There was an article the other day by Jeffrey Kaplan on Seeking Alpha, asking the question “Can Telcos Dominate the Cloud Computing Industry?” The question was prompted by a blog post from an AT&T exec. My gut reaction to that title was “Hell no”. There are good reasons why few if any telecom carriers are in the dedicated server business, and why there is a huge difference between telco colocation and carrier neutral colocation. Processing bits and transporting bits are very, very different businesses; only a company like AT&T (NYSE:T, news, filings) that never saw a vertical it didn’t like would think they fit together well.
But I then realized that it is perhaps more complicated than that. Why? Because cloud computing is the buzzword du jour, and not an actual product or line of products yet. Cloud computing is not an industry, not yet anyway. It is nothing more than an umbrella phrase for an emerging blend of new technologies powering the next generation of infrastructure that will do what we already know how to do but let it scale.

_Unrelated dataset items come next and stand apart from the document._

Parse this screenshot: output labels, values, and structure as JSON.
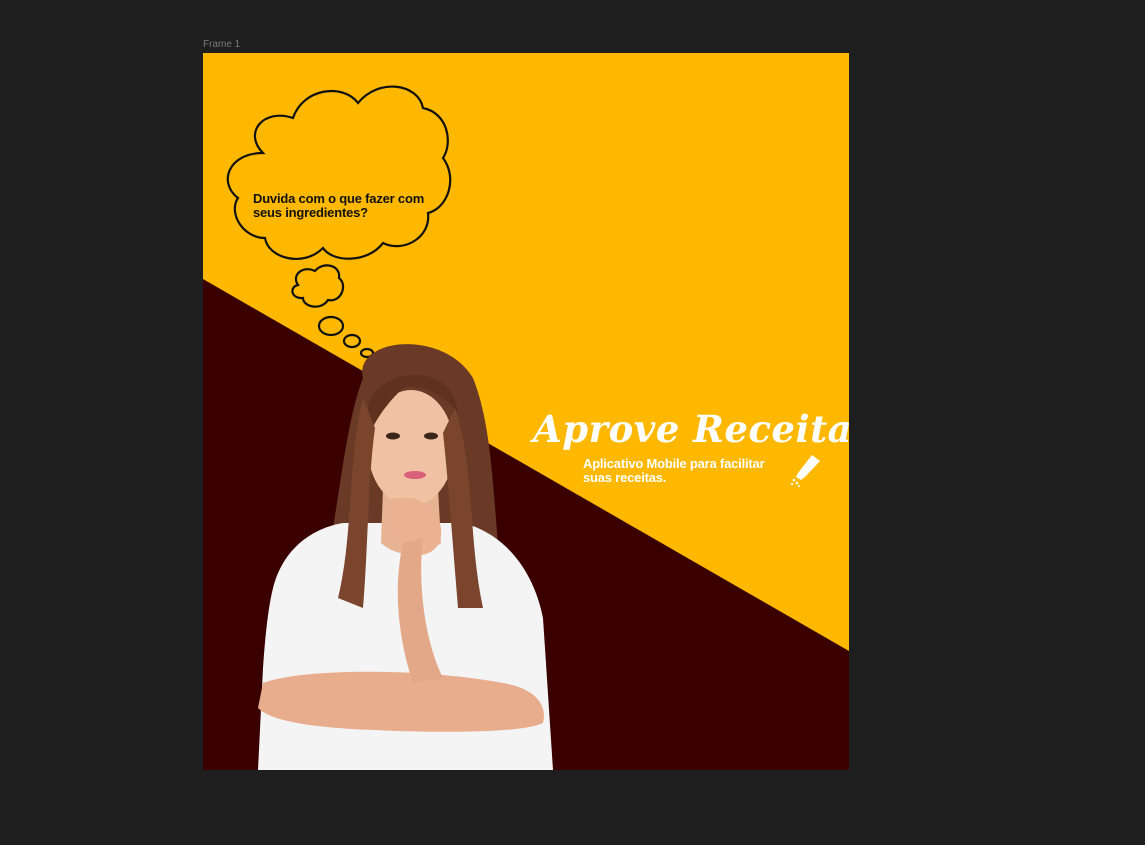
{
  "canvas": {
    "frame_label": "Frame 1",
    "background": "#1e1e1e"
  },
  "design": {
    "colors": {
      "yellow": "#ffb800",
      "maroon": "#3a0000",
      "text_light": "#ffffff",
      "text_dark": "#111111"
    },
    "thought_bubble": {
      "text": "Duvida com o que fazer com seus ingredientes?"
    },
    "app_title": "Aprove Receitas",
    "app_subtitle": "Aplicativo Mobile para facilitar suas receitas.",
    "icons": [
      "thought-bubble-icon",
      "pencil-icon"
    ]
  }
}
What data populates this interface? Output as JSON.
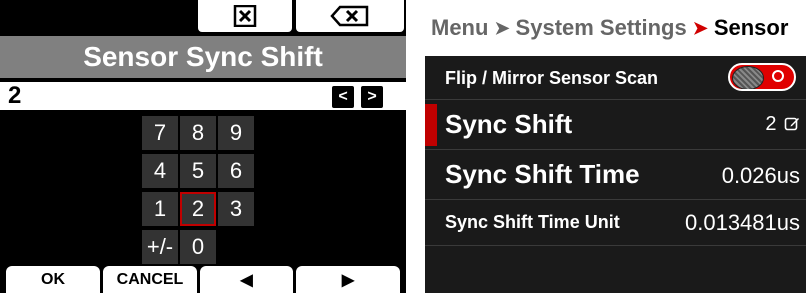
{
  "keyboard": {
    "title": "Sensor Sync Shift",
    "value": "2",
    "prev_label": "<",
    "next_label": ">",
    "keys": {
      "k7": "7",
      "k8": "8",
      "k9": "9",
      "k4": "4",
      "k5": "5",
      "k6": "6",
      "k1": "1",
      "k2": "2",
      "k3": "3",
      "kpm": "+/-",
      "k0": "0"
    },
    "selected_key": "2",
    "softkeys": {
      "ok": "OK",
      "cancel": "CANCEL",
      "left": "◀",
      "right": "▶"
    }
  },
  "settings": {
    "breadcrumb": {
      "menu": "Menu",
      "system": "System Settings",
      "sensor": "Sensor"
    },
    "rows": {
      "flip": {
        "label": "Flip / Mirror Sensor Scan",
        "toggle_on": true
      },
      "sync_shift": {
        "label": "Sync Shift",
        "value": "2"
      },
      "sync_shift_time": {
        "label": "Sync Shift Time",
        "value": "0.026us"
      },
      "sync_shift_time_unit": {
        "label": "Sync Shift Time Unit",
        "value": "0.013481us"
      }
    }
  },
  "colors": {
    "accent_red": "#c00000",
    "title_gray": "#808080",
    "panel_dark": "#1a1a1a"
  }
}
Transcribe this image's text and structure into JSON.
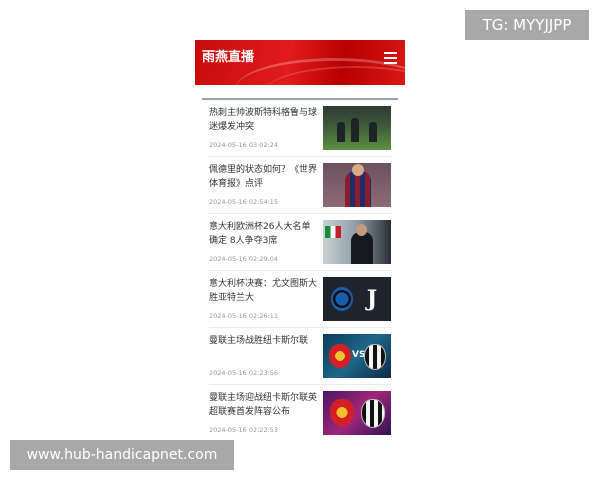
{
  "overlay": {
    "telegram": "TG: MYYJJPP",
    "website": "www.hub-handicapnet.com"
  },
  "header": {
    "title": "雨燕直播",
    "menu_icon": "hamburger-menu-icon",
    "accent_color": "#d71414"
  },
  "news": [
    {
      "title": "热刺主帅波斯特科格鲁与球迷爆发冲突",
      "time": "2024-05-16 03:02:24"
    },
    {
      "title": "佩德里的状态如何？《世界体育报》点评",
      "time": "2024-05-16 02:54:15"
    },
    {
      "title": "意大利欧洲杯26人大名单确定 8人争夺3席",
      "time": "2024-05-16 02:29:04"
    },
    {
      "title": "意大利杯决赛：尤文图斯大胜亚特兰大",
      "time": "2024-05-16 02:26:11"
    },
    {
      "title": "曼联主场战胜纽卡斯尔联",
      "time": "2024-05-16 02:23:56",
      "vs_label": "VS"
    },
    {
      "title": "曼联主场迎战纽卡斯尔联英超联赛首发阵容公布",
      "time": "2024-05-16 02:22:53"
    }
  ]
}
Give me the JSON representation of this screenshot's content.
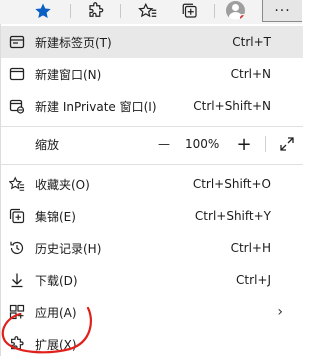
{
  "toolbar": {
    "favorite_icon": "star-icon",
    "extensions_icon": "puzzle-icon",
    "favorites_bar_icon": "favorites-icon",
    "collections_icon": "collections-icon",
    "profile_icon": "avatar",
    "more_label": "···"
  },
  "menu": {
    "new_tab": {
      "label": "新建标签页(T)",
      "shortcut": "Ctrl+T"
    },
    "new_window": {
      "label": "新建窗口(N)",
      "shortcut": "Ctrl+N"
    },
    "new_inprivate": {
      "label": "新建 InPrivate 窗口(I)",
      "shortcut": "Ctrl+Shift+N"
    },
    "zoom": {
      "label": "缩放",
      "minus": "—",
      "value": "100%",
      "plus": "+"
    },
    "favorites": {
      "label": "收藏夹(O)",
      "shortcut": "Ctrl+Shift+O"
    },
    "collections": {
      "label": "集锦(E)",
      "shortcut": "Ctrl+Shift+Y"
    },
    "history": {
      "label": "历史记录(H)",
      "shortcut": "Ctrl+H"
    },
    "downloads": {
      "label": "下载(D)",
      "shortcut": "Ctrl+J"
    },
    "apps": {
      "label": "应用(A)",
      "chevron": "›"
    },
    "extensions": {
      "label": "扩展(X)"
    }
  },
  "colors": {
    "accent_blue": "#0a5fc4",
    "annotation_red": "#e0201b",
    "highlight": "#e8e8e8"
  }
}
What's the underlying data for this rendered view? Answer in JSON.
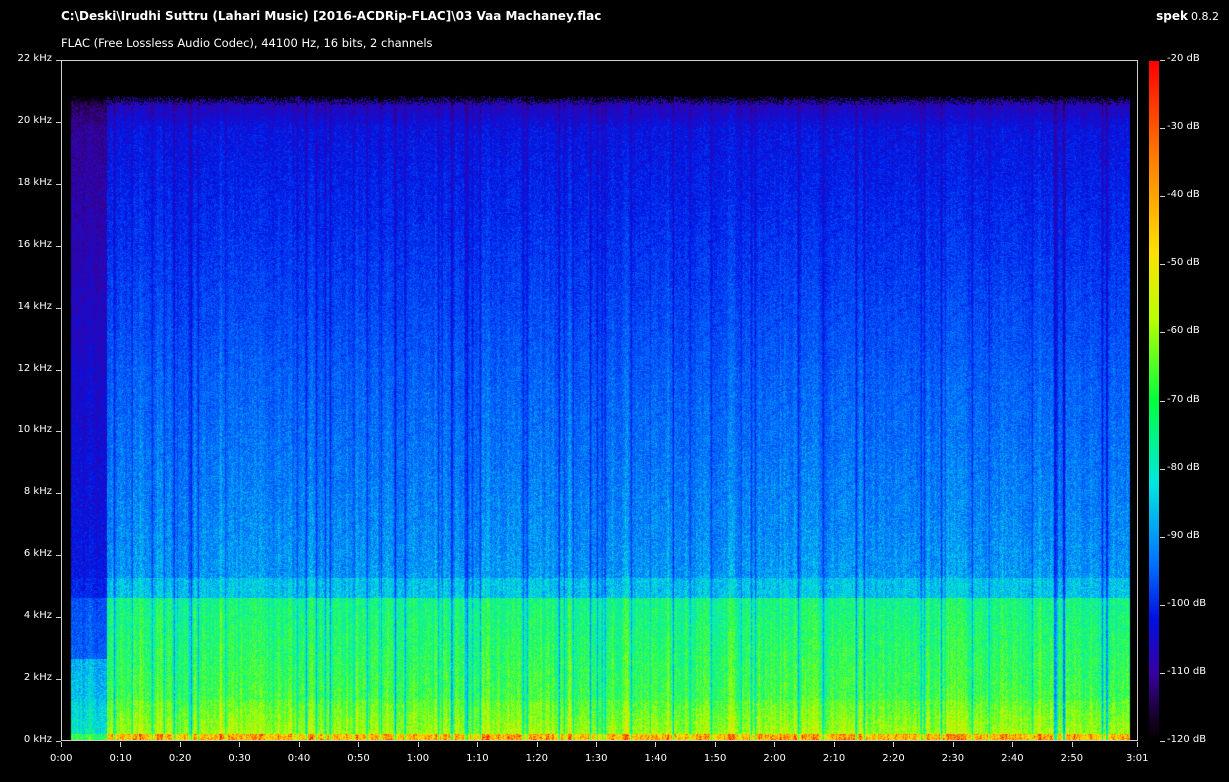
{
  "header": {
    "file_path": "C:\\Deski\\Irudhi Suttru (Lahari Music) [2016-ACDRip-FLAC]\\03 Vaa Machaney.flac",
    "format_info": "FLAC (Free Lossless Audio Codec), 44100 Hz, 16 bits, 2 channels",
    "app_name": "spek",
    "app_version": "0.8.2"
  },
  "axes": {
    "frequency_labels": [
      "22 kHz",
      "20 kHz",
      "18 kHz",
      "16 kHz",
      "14 kHz",
      "12 kHz",
      "10 kHz",
      "8 kHz",
      "6 kHz",
      "4 kHz",
      "2 kHz",
      "0 kHz"
    ],
    "time_labels": [
      "0:00",
      "0:10",
      "0:20",
      "0:30",
      "0:40",
      "0:50",
      "1:00",
      "1:10",
      "1:20",
      "1:30",
      "1:40",
      "1:50",
      "2:00",
      "2:10",
      "2:20",
      "2:30",
      "2:40",
      "2:50",
      "3:01"
    ],
    "db_labels": [
      "-20 dB",
      "-30 dB",
      "-40 dB",
      "-50 dB",
      "-60 dB",
      "-70 dB",
      "-80 dB",
      "-90 dB",
      "-100 dB",
      "-110 dB",
      "-120 dB"
    ]
  },
  "colors": {
    "background": "#000000",
    "axis": "#cfcfcf"
  }
}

So whether telecom companies might one day ‘dominate’ it depends on what it really turns out to be good for. I still think it is silly to expect telecom to start selling cloud services based on stockpiles of servers like a Google or Amazon or Salesforce.com. Where the hard part is storage and processing, the owners of the pipes will not be a factor. Where transport and delivery are the hard part, telecoms have a chance to dominate – but of course no guarantee.
Yes, that means CDNs. The first step in entering the cloud is leveraging it to help you do what you do better, and CDNs can be seen as the way to do that for bandwidth providers. Content delivery networks leverage scalable computing power and sophisticated caching algorithms to help deliver bits faster and more reliably than ever all over the world than carriers can do otherwise . That’s what the cloud is already bringing to telecom. The carriers have a chance to make major inroads there because the tasks being optimized are already ones they are good at. The idea, however, that telecom carriers are going to start building new datacenters and stockpiling servers to sell storage or utility computing or hosting or whatever – that just isn’t going to happen. Telecoms would just rather sell to those guys, because the more applications that are run in the cloud, the more data will need transporting to and from that cloud. It’s less about access to customers and culture and all that, and more about the actual tasks an organization is geared toward providing.